Critical Analyses of Affirmative Action in the United States Higher Education System
The present paper examines the policy of positive discrimination in higher education in the United States in three analyzes: economic analysis, structuralism, and legal analysis. These three levels of analysis help to raise awareness of class issues related to higher education in this country. It first examines the concept of positive discrimination and its history in US higher education.
This research is of theoretical type and the research method is descriptive-analytical and the method of data collection is library and has been done by referring to documents, books and articles.
In order to organize this research, while observing the authenticity of the texts, honesty and fidelity have been observed.
The reduction in educational credits in each state coincides with an increase in tuition. The working class and people of color are being treated unfairly and unkindly by the higher education system through changes in positive discrimination laws, the reduction of support services for people of color, the difficult financial aid situation, and the focus on individual merit in the Supreme Court's rulings.

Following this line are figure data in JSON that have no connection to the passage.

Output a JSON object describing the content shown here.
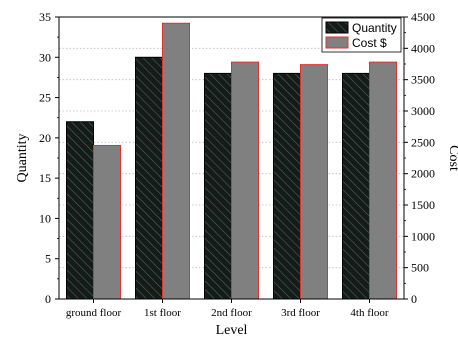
{
  "chart_data": {
    "type": "bar",
    "categories": [
      "ground floor",
      "1st floor",
      "2nd floor",
      "3rd floor",
      "4th floor"
    ],
    "series": [
      {
        "name": "Quantity",
        "axis": "left",
        "values": [
          22,
          30,
          28,
          28,
          28
        ],
        "color": "#1a1a1a",
        "pattern": "diagonal-hatch-green",
        "edge_color": "#000000"
      },
      {
        "name": "Cost $",
        "axis": "right",
        "values": [
          2450,
          4400,
          3780,
          3740,
          3780
        ],
        "color": "#808080",
        "edge_color": "#e03030"
      }
    ],
    "xlabel": "Level",
    "ylabel": "Quantity",
    "y2label": "Cost",
    "ylim": [
      0,
      35
    ],
    "y2lim": [
      0,
      4500
    ],
    "yticks": [
      "0",
      "5",
      "10",
      "15",
      "20",
      "25",
      "30",
      "35"
    ],
    "y2ticks": [
      "0",
      "500",
      "1000",
      "1500",
      "2000",
      "2500",
      "3000",
      "3500",
      "4000",
      "4500"
    ],
    "legend_position": "top-right",
    "grid": "dotted horizontal (right axis)"
  }
}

In the United States, positive discrimination applies almost exclusively to the oppressed and minority groups (indigenous blacks and people of color in general) and other ethnic-minority minorities (most of whom were immigrants). Positive discrimination in the American higher education system is tolerated only in one specific area, and that is the realization of diversity. The Supreme Court's approach is to abandon compensatory justice and distributive justice in relation to higher education. In addition, there is no group that can be declared the definitive beneficiary of positive discrimination programs.